Kaayena manasaa buddhyaa, kevalaer indriyair api | Yoginah karma kurvanti, sangam tyaktvaa atma-shudhaye ||11||
अनुवाद
The yogis, abandoning attachment, act with the body, mind, intelligence, and even the senses — solely for the purpose of self-purification.
शब्दार्थ
कायेन
with the body
मनसा
with the mind
बुद्ध्या
with the intelligence/intellect
केवलैः
only/alone/purified
इन्द्रियैः
with the senses
अपि
also/even
योगिनः
the yogis / those in Krishna consciousness
कर्म
action/work
कुर्वन्ति
they perform/do
सङ्गम्
attachment
त्यक्त्वा
having abandoned
आत्म-शुद्धये
for self-purification / for the purification of the soul
टीका
Commentary
This verse offers a comprehensive picture of the karma yogi’s inner stance. Krishna lists every instrument of action — body, mind, intelligence, senses — and says the yogi uses all of them. There is no withdrawal, no quietism, no denial of the physical. The distinction lies entirely in the spirit of the action: without attachment, and directed toward purification.
Every Instrument Is Available
Kaayena manasaa buddhyaa kevalaer indriyair api — body, mind, intellect, and senses. The word kevalaih is interesting here; it can mean “only” or “purely” — the senses being used in their clean, undistorted function. The yogi is not fighting with any instrument. All are put to use. The difference is in for what.
Sangam Tyaktvaa — The Pivot
Again the phrase sangam tyaktvaa — abandoning attachment — appears, as it did in verse 10. This is the structural hinge of karma yoga. Attachment is the one thing that must go. Not the senses, not the body, not the mind. Those are neutral instruments. Attachment (sangam) is what converts neutral action into binding karma.

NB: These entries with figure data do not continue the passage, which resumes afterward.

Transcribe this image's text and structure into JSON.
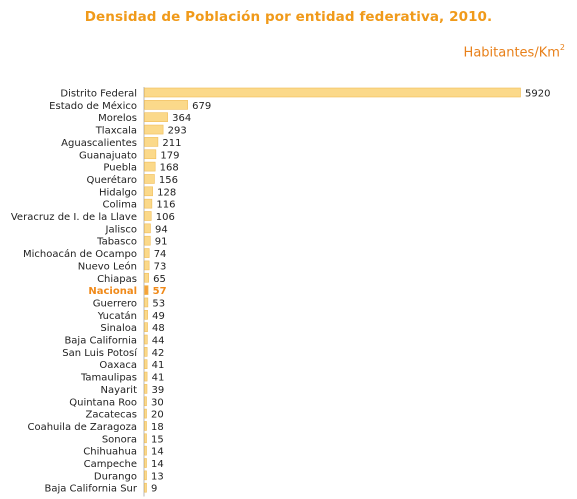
{
  "chart_data": {
    "type": "bar",
    "orientation": "horizontal",
    "title": "Densidad de Población por entidad federativa, 2010.",
    "unit_label": "Habitantes/Km",
    "unit_superscript": "2",
    "highlight_category": "Nacional",
    "xlim": [
      0,
      5920
    ],
    "colors": {
      "bar_fill": "#fbd98a",
      "bar_stroke": "#f1bd58",
      "highlight_fill": "#f5a23a",
      "highlight_text": "#f08a1a",
      "title": "#f09a1a",
      "unit": "#e8801a",
      "text": "#222222"
    },
    "categories": [
      "Distrito Federal",
      "Estado de México",
      "Morelos",
      "Tlaxcala",
      "Aguascalientes",
      "Guanajuato",
      "Puebla",
      "Querétaro",
      "Hidalgo",
      "Colima",
      "Veracruz de I. de la Llave",
      "Jalisco",
      "Tabasco",
      "Michoacán de Ocampo",
      "Nuevo León",
      "Chiapas",
      "Nacional",
      "Guerrero",
      "Yucatán",
      "Sinaloa",
      "Baja California",
      "San Luis Potosí",
      "Oaxaca",
      "Tamaulipas",
      "Nayarit",
      "Quintana Roo",
      "Zacatecas",
      "Coahuila de Zaragoza",
      "Sonora",
      "Chihuahua",
      "Campeche",
      "Durango",
      "Baja California Sur"
    ],
    "values": [
      5920,
      679,
      364,
      293,
      211,
      179,
      168,
      156,
      128,
      116,
      106,
      94,
      91,
      74,
      73,
      65,
      57,
      53,
      49,
      48,
      44,
      42,
      41,
      41,
      39,
      30,
      20,
      18,
      15,
      14,
      14,
      13,
      9
    ]
  }
}
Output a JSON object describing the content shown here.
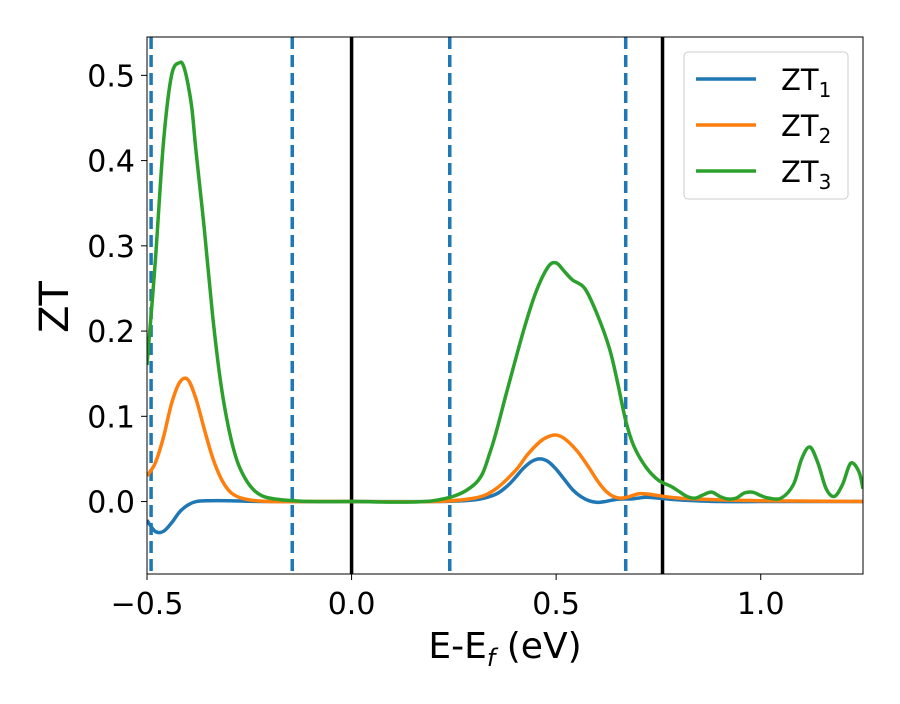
{
  "chart_data": {
    "type": "line",
    "title": "",
    "xlabel_main": "E-E",
    "xlabel_sub": "f",
    "xlabel_unit": " (eV)",
    "ylabel": "ZT",
    "xlim": [
      -0.5,
      1.25
    ],
    "ylim": [
      -0.085,
      0.545
    ],
    "grid": false,
    "legend_position": "top-right",
    "x_ticks": [
      {
        "value": -0.5,
        "label": "−0.5"
      },
      {
        "value": 0.0,
        "label": "0.0"
      },
      {
        "value": 0.5,
        "label": "0.5"
      },
      {
        "value": 1.0,
        "label": "1.0"
      }
    ],
    "y_ticks": [
      {
        "value": 0.0,
        "label": "0.0"
      },
      {
        "value": 0.1,
        "label": "0.1"
      },
      {
        "value": 0.2,
        "label": "0.2"
      },
      {
        "value": 0.3,
        "label": "0.3"
      },
      {
        "value": 0.4,
        "label": "0.4"
      },
      {
        "value": 0.5,
        "label": "0.5"
      }
    ],
    "vertical_lines": [
      {
        "x": -0.49,
        "style": "dashed",
        "color": "#1f77b4"
      },
      {
        "x": -0.145,
        "style": "dashed",
        "color": "#1f77b4"
      },
      {
        "x": 0.0,
        "style": "solid",
        "color": "#000000"
      },
      {
        "x": 0.24,
        "style": "dashed",
        "color": "#1f77b4"
      },
      {
        "x": 0.67,
        "style": "dashed",
        "color": "#1f77b4"
      },
      {
        "x": 0.76,
        "style": "solid",
        "color": "#000000"
      }
    ],
    "series": [
      {
        "name_main": "ZT",
        "name_sub": "1",
        "color": "#1f77b4",
        "x": [
          -0.5,
          -0.48,
          -0.46,
          -0.44,
          -0.42,
          -0.4,
          -0.38,
          -0.35,
          -0.3,
          -0.2,
          0.0,
          0.2,
          0.3,
          0.35,
          0.38,
          0.4,
          0.42,
          0.44,
          0.46,
          0.48,
          0.5,
          0.52,
          0.54,
          0.56,
          0.58,
          0.6,
          0.62,
          0.64,
          0.66,
          0.68,
          0.7,
          0.72,
          0.75,
          0.8,
          0.9,
          1.0,
          1.1,
          1.25
        ],
        "y": [
          -0.022,
          -0.035,
          -0.035,
          -0.025,
          -0.012,
          -0.004,
          0.0,
          0.001,
          0.001,
          0.0,
          0.0,
          0.0,
          0.002,
          0.008,
          0.018,
          0.028,
          0.039,
          0.047,
          0.05,
          0.047,
          0.038,
          0.026,
          0.014,
          0.006,
          0.001,
          -0.001,
          0.0,
          0.002,
          0.003,
          0.003,
          0.004,
          0.005,
          0.004,
          0.002,
          0.0,
          0.0,
          0.0,
          0.0
        ]
      },
      {
        "name_main": "ZT",
        "name_sub": "2",
        "color": "#ff7f0e",
        "x": [
          -0.5,
          -0.48,
          -0.46,
          -0.44,
          -0.42,
          -0.4,
          -0.38,
          -0.36,
          -0.34,
          -0.32,
          -0.3,
          -0.28,
          -0.25,
          -0.2,
          -0.1,
          0.0,
          0.2,
          0.3,
          0.35,
          0.4,
          0.43,
          0.46,
          0.48,
          0.5,
          0.52,
          0.55,
          0.58,
          0.6,
          0.62,
          0.64,
          0.66,
          0.68,
          0.7,
          0.72,
          0.75,
          0.8,
          0.9,
          1.0,
          1.25
        ],
        "y": [
          0.03,
          0.045,
          0.075,
          0.115,
          0.14,
          0.143,
          0.12,
          0.085,
          0.052,
          0.028,
          0.013,
          0.006,
          0.002,
          0.0,
          0.0,
          0.0,
          0.0,
          0.004,
          0.014,
          0.036,
          0.055,
          0.07,
          0.076,
          0.078,
          0.074,
          0.06,
          0.04,
          0.025,
          0.013,
          0.006,
          0.004,
          0.006,
          0.009,
          0.009,
          0.007,
          0.004,
          0.002,
          0.001,
          0.0
        ]
      },
      {
        "name_main": "ZT",
        "name_sub": "3",
        "color": "#2ca02c",
        "x": [
          -0.5,
          -0.48,
          -0.46,
          -0.44,
          -0.42,
          -0.41,
          -0.4,
          -0.39,
          -0.38,
          -0.36,
          -0.34,
          -0.32,
          -0.3,
          -0.28,
          -0.26,
          -0.24,
          -0.22,
          -0.2,
          -0.17,
          -0.14,
          -0.1,
          0.0,
          0.2,
          0.3,
          0.34,
          0.38,
          0.42,
          0.45,
          0.48,
          0.5,
          0.52,
          0.54,
          0.57,
          0.6,
          0.63,
          0.65,
          0.67,
          0.69,
          0.72,
          0.75,
          0.78,
          0.8,
          0.82,
          0.84,
          0.86,
          0.88,
          0.9,
          0.92,
          0.94,
          0.96,
          0.98,
          1.0,
          1.02,
          1.05,
          1.08,
          1.1,
          1.12,
          1.14,
          1.16,
          1.18,
          1.2,
          1.22,
          1.24,
          1.25
        ],
        "y": [
          0.16,
          0.28,
          0.42,
          0.5,
          0.515,
          0.51,
          0.49,
          0.46,
          0.41,
          0.32,
          0.22,
          0.14,
          0.085,
          0.048,
          0.027,
          0.014,
          0.007,
          0.004,
          0.002,
          0.001,
          0.0,
          0.0,
          0.001,
          0.02,
          0.06,
          0.13,
          0.2,
          0.245,
          0.275,
          0.28,
          0.27,
          0.26,
          0.25,
          0.22,
          0.18,
          0.14,
          0.095,
          0.065,
          0.04,
          0.025,
          0.018,
          0.012,
          0.006,
          0.004,
          0.008,
          0.011,
          0.006,
          0.003,
          0.004,
          0.01,
          0.011,
          0.007,
          0.004,
          0.004,
          0.02,
          0.05,
          0.064,
          0.045,
          0.015,
          0.006,
          0.02,
          0.045,
          0.035,
          0.015
        ]
      }
    ]
  }
}
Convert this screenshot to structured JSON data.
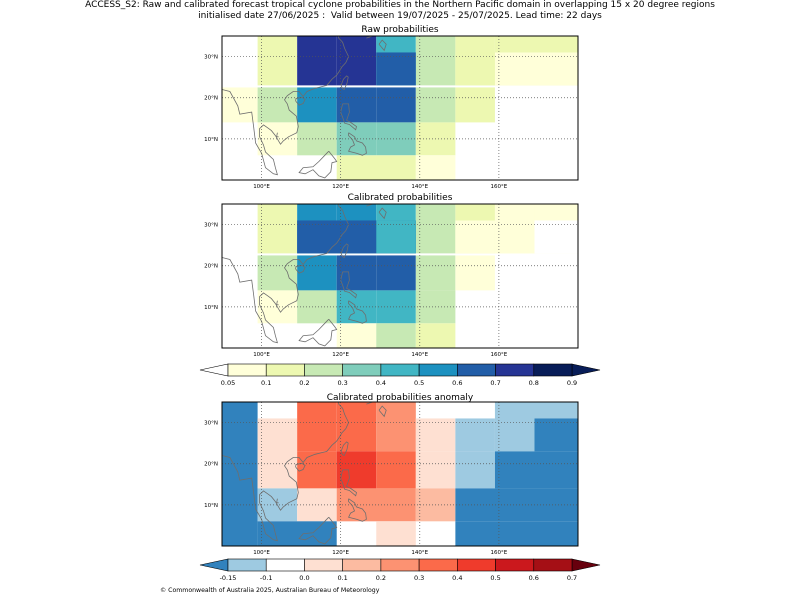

Atma-Shudhaye — For Self-Purification
The goal stated here is striking: atma-shudhaye, self-purification. The yogi does not act to accumulate, to win, to impress. He acts to become clear — to burn away the obscurations that prevent the Self from shining in its natural brightness. This reframes all of life’s activity as a spiritual practice. Cooking, working, speaking, thinking — all become purifying acts when undertaken in the right spirit.
Historical Context
This verse forms part of what scholars call the karma yoga synthesis of Chapter 5. The Gita here unifies the apparently competing paths of renunciation (sannyasa) and action (karma yoga) by showing that the inner attitude — not the outward form — is what determines spiritual progress. The householder who acts without attachment is as much a yogi as the monk who withdraws from action.
Frequently Asked Questions
- What does Bhagavad Gita 5.11 mean?
- The yogis, abandoning attachment, act with the body, mind, intelligence, and even the senses — solely for the purpose of self-purification.
- What is the Sanskrit text of Bhagavad Gita 5.11?
- The original Sanskrit verse is: Kaayena manasaa buddhyaa, kevalaer indriyair api | Yoginah karma kurvanti, sangam tyaktvaa atma-shudhaye ||11||
- What are the key themes of this verse?
- This verse explores: karma yoga, self-purification, detachment, yoga of action, body and mind.